Ice, being crystallized water, is made up of water molecules in three-dimensional order. The water molecules in an ice crystal are held together by what are called hydrogen bonds — each hydrogen atom links not only with the oxygen in the water molecule, but with the hydrogen atom of a neighboring molecule. Given the shape of the water molecule, the easiest way the molecules can form an ordered structure is a hexagonal lattice. I’m not going to try to draw it, but there is a good drawing in this reference.

Most snowflakes actually start out as water droplets in clouds. A few droplets encounter ice nuclei as the temperature drops below freezing, and freeze into ice droplets. Sometimes the droplets explode to make many ice particles as they freeze, and each bit of ice can nucleate another droplet.

If ice and water are side by side at subfreezing temperatures, the ice will suck up water vapor from the water. The growth on the ice will be strongest at the sites where the crystal lattice juts out farthest, so the frozen droplet rapidly grows into something like a very short bit of a hexagonal pencil. The edges and corners of this hexagonal prism grow fastest, and sometimes even sprout arms.

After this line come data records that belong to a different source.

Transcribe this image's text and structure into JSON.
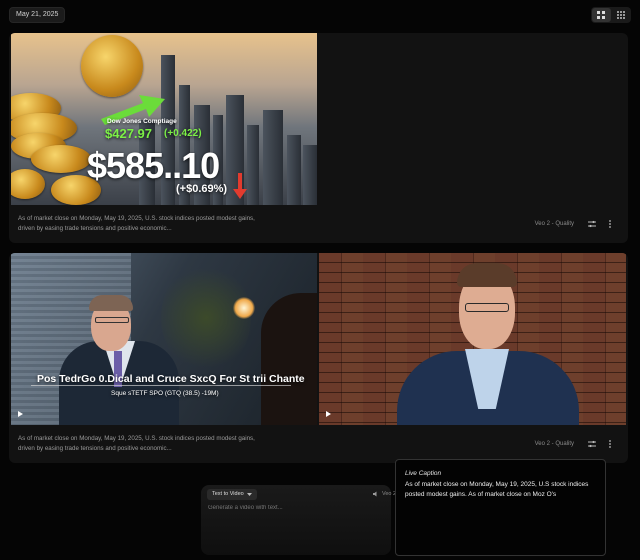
{
  "header": {
    "date": "May 21, 2025"
  },
  "cards": [
    {
      "thumbnail": {
        "index_name": "Dow Jones Comptiage",
        "index_value": "$427.97",
        "index_change": "(+0.422)",
        "big_value": "$585..10",
        "big_change": "(+$0.69%)"
      },
      "caption": "As of market close on Monday, May 19, 2025, U.S. stock indices posted modest gains, driven by easing trade tensions and positive economic...",
      "model": "Veo 2 - Quality"
    },
    {
      "thumbnail_a": {
        "headline": "Pos TedrGo 0.Dical and Cruce  SxcQ For St trii Chante",
        "subline": "Sque sTETF SPO  (GTQ (38.5) -19M)"
      },
      "caption": "As of market close on Monday, May 19, 2025, U.S. stock indices posted modest gains, driven by easing trade tensions and positive economic...",
      "model": "Veo 2 - Quality"
    }
  ],
  "composer": {
    "mode": "Text to Video",
    "placeholder": "Generate a video with text...",
    "model": "Veo 2"
  },
  "live_caption": {
    "title": "Live Caption",
    "text": "As of market close on Monday, May 19, 2025, U.S stock indices posted modest gains. As of market close on Moz O's"
  },
  "colors": {
    "background": "#050505",
    "card": "#121212",
    "green": "#6bdc3a",
    "red": "#e23b2e"
  }
}
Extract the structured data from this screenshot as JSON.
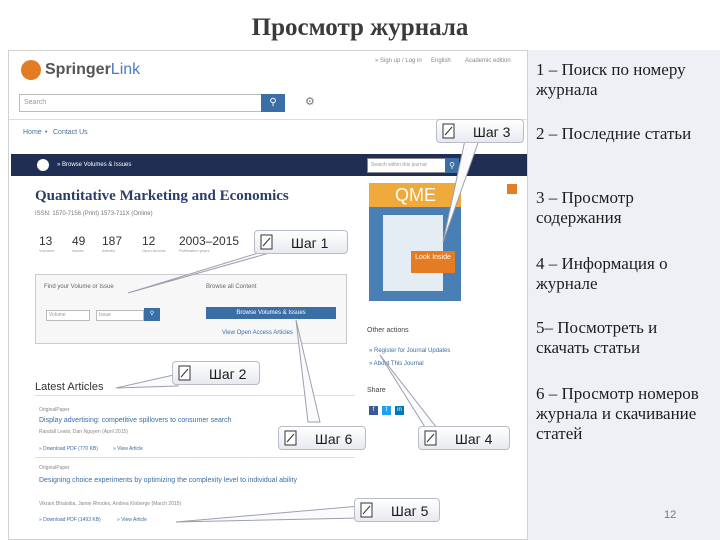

Why are snowflakes often symmetrical, but different from each other? The type of growth is determined by the temperature and moisture of the air at the moment of growth. As each snowflake follows a slightly different path through the cloud, it will encounter a different sequence of growth than any other snowflake. At the same time, all of its six arms see the same sequence. The result is a snowflake that is fairly symmetrical but different from any other snowflake.

Very simple snowflakes – usually simple hexagonal plates or needles – may look very similar to each other. But the more complex dendritic snowflakes are generally one of a kind, because each has had a unique path through the cloud that spawned them.

We have snow of the ground now, here in Fairbanks, and many other areas farther south will soon. If you live in snow country, invest in a small hand lens and enjoy the myriad shapes of the snowflakes.